Google researchers have developed an experimental machine-learning model that they claim can rate photos and images based on their aesthetic qualities rather than purely quantitative ones.
The proposed model—dubbed Neural Image Assessment (NIMA)—is trained to intelligently predict which images humans are likely to rate as attractive or aesthetically pleasing. Unlike existing aesthetic prediction approaches, which simply categorize images as being of high or low quality, NIMA can rate images with a high degree of correlation to human perception, Google researchers Hossein Talebi and Peyman Milanfar said in a Dec. 19 blog.
In fact, when rating photos that had also been rated by an average of 200 people, NIMA closely matched the average scores provided by the human raters, the researchers said.
The model could be put to use in a variety of labor-intensive tasks that require subjective judgment. Potential apps include intelligent photo editing and apps that optimize visual quality or minimize perceived errors in them, the researchers noted.

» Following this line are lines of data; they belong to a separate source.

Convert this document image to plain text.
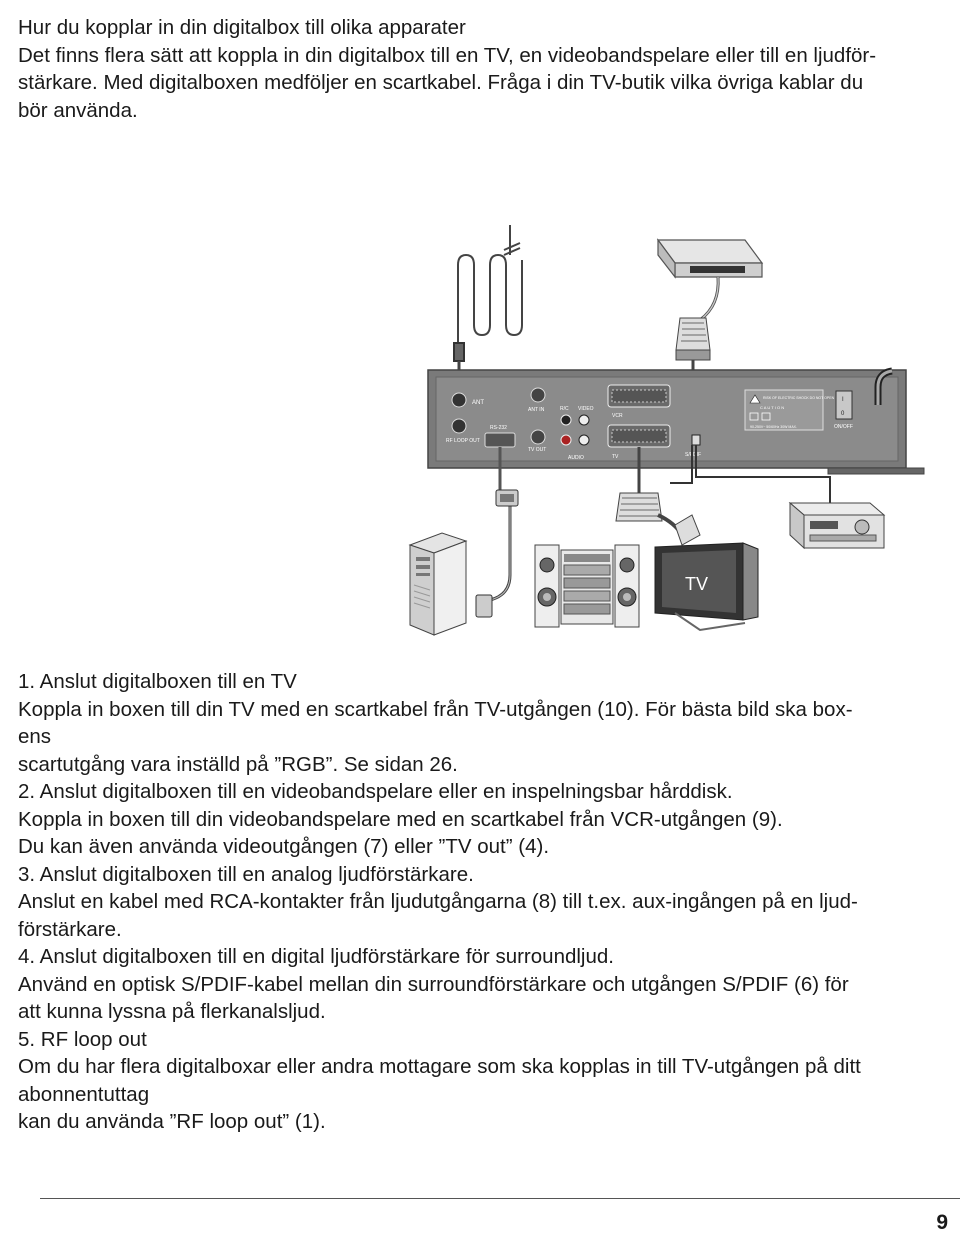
Hur du kopplar in din digitalbox till olika apparater
Det finns flera sätt att koppla in din digitalbox till en TV, en videobandspelare eller till en ljudför-
stärkare. Med digitalboxen medföljer en scartkabel. Fråga i din TV-butik vilka övriga kablar du
bör använda.
ANT
RF LOOP OUT
RS-232
ANT IN
TV OUT
R/C VIDEO
AUDIO
VCR
TV	S/PDIF
RISK OF ELECTRIC SHOCK DO NOT OPEN
C A U T I O N
90-250V~ 50/60Hz 30W MAX.
I
0
ON/OFF
TV
1. Anslut digitalboxen till en TV
Koppla in boxen till din TV med en scartkabel från TV-utgången (10). För bästa bild ska box-
ens
scartutgång vara inställd på ”RGB”. Se sidan 26.
2. Anslut digitalboxen till en videobandspelare eller en inspelningsbar hårddisk.
Koppla in boxen till din videobandspelare med en scartkabel från VCR-utgången (9).
Du kan även använda videoutgången (7) eller ”TV out” (4).
3. Anslut digitalboxen till en analog ljudförstärkare.
Anslut en kabel med RCA-kontakter från ljudutgångarna (8) till t.ex. aux-ingången på en ljud-
förstärkare.
4. Anslut digitalboxen till en digital ljudförstärkare för surroundljud.
Använd en optisk S/PDIF-kabel mellan din surroundförstärkare och utgången S/PDIF (6) för
att kunna lyssna på flerkanalsljud.
5. RF loop out
Om du har flera digitalboxar eller andra mottagare som ska kopplas in till TV-utgången på ditt
abonnentuttag
kan du använda ”RF loop out” (1).
9
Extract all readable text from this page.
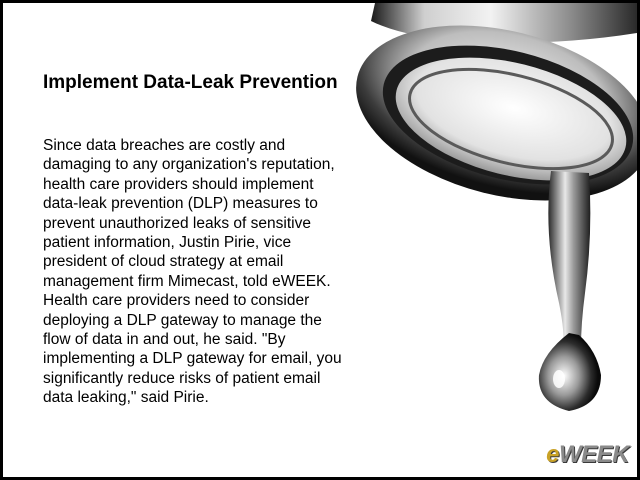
Implement Data-Leak Prevention

Since data breaches are costly and damaging to any organization's reputation, health care providers should implement data-leak prevention (DLP) measures to prevent unauthorized leaks of sensitive patient information, Justin Pirie, vice president of cloud strategy at email management firm Mimecast, told eWEEK. Health care providers need to consider deploying a DLP gateway to manage the flow of data in and out, he said. "By implementing a DLP gateway for email, you significantly reduce risks of patient email data leaking," said Pirie.

eWEEK
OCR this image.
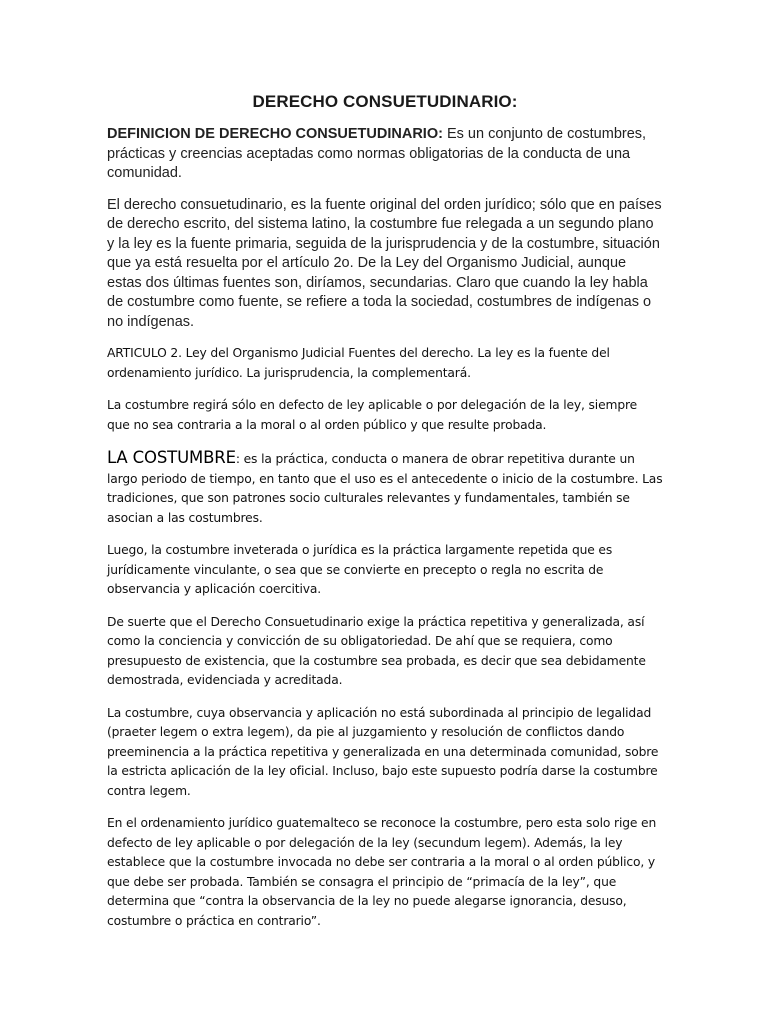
DERECHO CONSUETUDINARIO:

DEFINICION DE DERECHO CONSUETUDINARIO: Es un conjunto de costumbres, prácticas y creencias aceptadas como normas obligatorias de la conducta de una comunidad.

El derecho consuetudinario, es la fuente original del orden jurídico; sólo que en países de derecho escrito, del sistema latino, la costumbre fue relegada a un segundo plano y la ley es la fuente primaria, seguida de la jurisprudencia y de la costumbre, situación que ya está resuelta por el artículo 2o. De la Ley del Organismo Judicial, aunque estas dos últimas fuentes son, diríamos, secundarias. Claro que cuando la ley habla de costumbre como fuente, se refiere a toda la sociedad, costumbres de indígenas o no indígenas.

ARTICULO 2. Ley del Organismo Judicial Fuentes del derecho. La ley es la fuente del ordenamiento jurídico. La jurisprudencia, la complementará.

La costumbre regirá sólo en defecto de ley aplicable o por delegación de la ley, siempre que no sea contraria a la moral o al orden público y que resulte probada.

LA COSTUMBRE: es la práctica, conducta o manera de obrar repetitiva durante un largo periodo de tiempo, en tanto que el uso es el antecedente o inicio de la costumbre. Las tradiciones, que son patrones socio culturales relevantes y fundamentales, también se asocian a las costumbres.

Luego, la costumbre inveterada o jurídica es la práctica largamente repetida que es jurídicamente vinculante, o sea que se convierte en precepto o regla no escrita de observancia y aplicación coercitiva.

De suerte que el Derecho Consuetudinario exige la práctica repetitiva y generalizada, así como la conciencia y convicción de su obligatoriedad. De ahí que se requiera, como presupuesto de existencia, que la costumbre sea probada, es decir que sea debidamente demostrada, evidenciada y acreditada.

La costumbre, cuya observancia y aplicación no está subordinada al principio de legalidad (praeter legem o extra legem), da pie al juzgamiento y resolución de conflictos dando preeminencia a la práctica repetitiva y generalizada en una determinada comunidad, sobre la estricta aplicación de la ley oficial. Incluso, bajo este supuesto podría darse la costumbre contra legem.

En el ordenamiento jurídico guatemalteco se reconoce la costumbre, pero esta solo rige en defecto de ley aplicable o por delegación de la ley (secundum legem). Además, la ley establece que la costumbre invocada no debe ser contraria a la moral o al orden público, y que debe ser probada. También se consagra el principio de “primacía de la ley”, que determina que “contra la observancia de la ley no puede alegarse ignorancia, desuso, costumbre o práctica en contrario”.
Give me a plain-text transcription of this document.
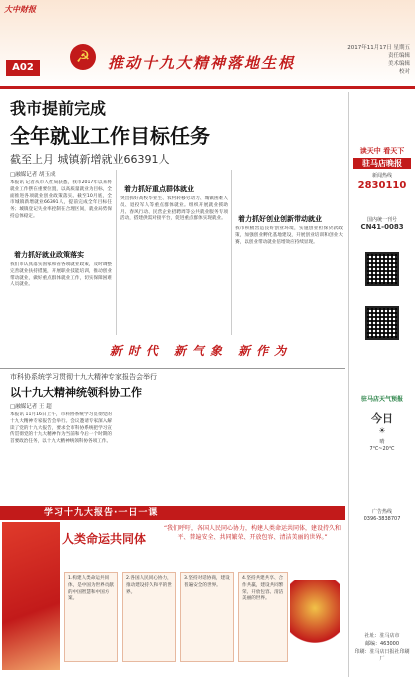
大中财报
A02
☭	推动十九大精神落地生根
2017年11月17日 星期五
责任编辑
美术编辑
校对
我市提前完成
全年就业工作目标任务
截至上月 城镇新增就业66391人
□融媒记者 胡玉成
本报讯 记者从市人社局获悉，我市2017年以来将就业工作摆在重要位置，以高质量就业为目标，全面推进各项就业创业政策落实。截至10月底，全市城镇新增就业66391人，提前完成全年目标任务；城镇登记失业率控制在合理区间，就业局势保持总体稳定。
着力抓好就业政策落实
我们市认真落实国家和省各项就业政策，及时调整完善就业扶持措施，开展职业技能培训，推动创业带动就业，做好重点群体就业工作，切实保障困难人员就业。
着力抓好重点群体就业
突出抓好高校毕业生、农村转移劳动力、城镇困难人员、退役军人等重点群体就业。组织开展就业援助月、春风行动、民营企业招聘周等公共就业服务专项活动，搭建供需对接平台，促进重点群体实现就业。	着力抓好创业创新带动就业
我市积极营造良好创业环境，实施创业担保贷款政策，加强创业孵化基地建设，开展创业培训和创业大赛，以创业带动就业倍增效应持续显现。
新时代 新气象 新作为
市科协系统学习贯彻十九大精神专家报告会举行
以十九大精神统领科协工作
□融媒记者 王 超
本报讯 11月16日上午，市科协系统学习贯彻党的十九大精神专家报告会举行。会议邀请专家深入解读了党的十九大报告，要求全市科协系统把学习宣传贯彻党的十九大精神作为当前和今后一个时期的首要政治任务，以十九大精神统领科协各项工作。
学习十九大报告·一日一课
人类命运共同体
“我们呼吁，各国人民同心协力，构建人类命运共同体，建设持久和平、普遍安全、共同繁荣、开放包容、清洁美丽的世界。”
1.构建人类命运共同体，是中国为世界贡献的中国智慧和中国方案。
2.各国人民同心协力，推动建设持久和平的世界。
3.坚持对话协商，建设普遍安全的世界。
4.坚持共建共享、合作共赢，建设共同繁荣、开放包容、清洁美丽的世界。
读天中 看天下
驻马店晚报
新闻热线
2830110
国内统一刊号
CN41-0083
驻马店天气预报
今日
☀
晴
7℃~20℃
广告热线
0396-3838707
社址：驻马店市
邮编：463000
印刷：驻马店日报社印刷厂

NIMA builds on recent work around so-called deep convolutional neural networks (CNN), a machine-learning approach used in applications such as image classification and image recognition. Unlike models that do technical quality assessments of images based on factors such as blurring, pixel-level imperfections and compression, aesthetic assessment focuses on characteristics associated with beauty and emotions in photos.
The CNN approach uses data that has been previously labeled and rated by human scorers to train machine-learning tools to identify the attributes humans are likely to perceive as being aesthetically pleasing. Some models use what are known as reference, or ideal, images to train machine-learning models on certain quality metrics. When no reference images are available, certain previously developed statistical models are used to predict the quality of an image.
Instead of classifying an image as just being either high quality or low quality, Google’s “NIMA model produces a distribution of ratings for any given image—on a scale of 1 to 10, NIMA assigns likelihoods to each of the possible scores,” Talebi and Milanfar said. In other words, the model looks at an image and tries to predict the likelihood of human scorers giving it a rating of a 1, or a 5, or a 10, or any other score on a scale of 1 to 10. The result—the mean score—is then used to rate photos aesthetically.
“This is more directly in line with how training data is typically captured, and it turns out to be a better predictor of human preferences when measured against other approaches,” said the researchers, who published a technical paper describing the work in September.
Predicted quality scores generated by NIMA have been close to human ratings when the model was used to rank photos in certain tests of its capabilities. “In a direct sense, the NIMA network (and others like it) can act as reasonable, though imperfect, proxies for human taste in photos and possibly videos,” the Google researchers said.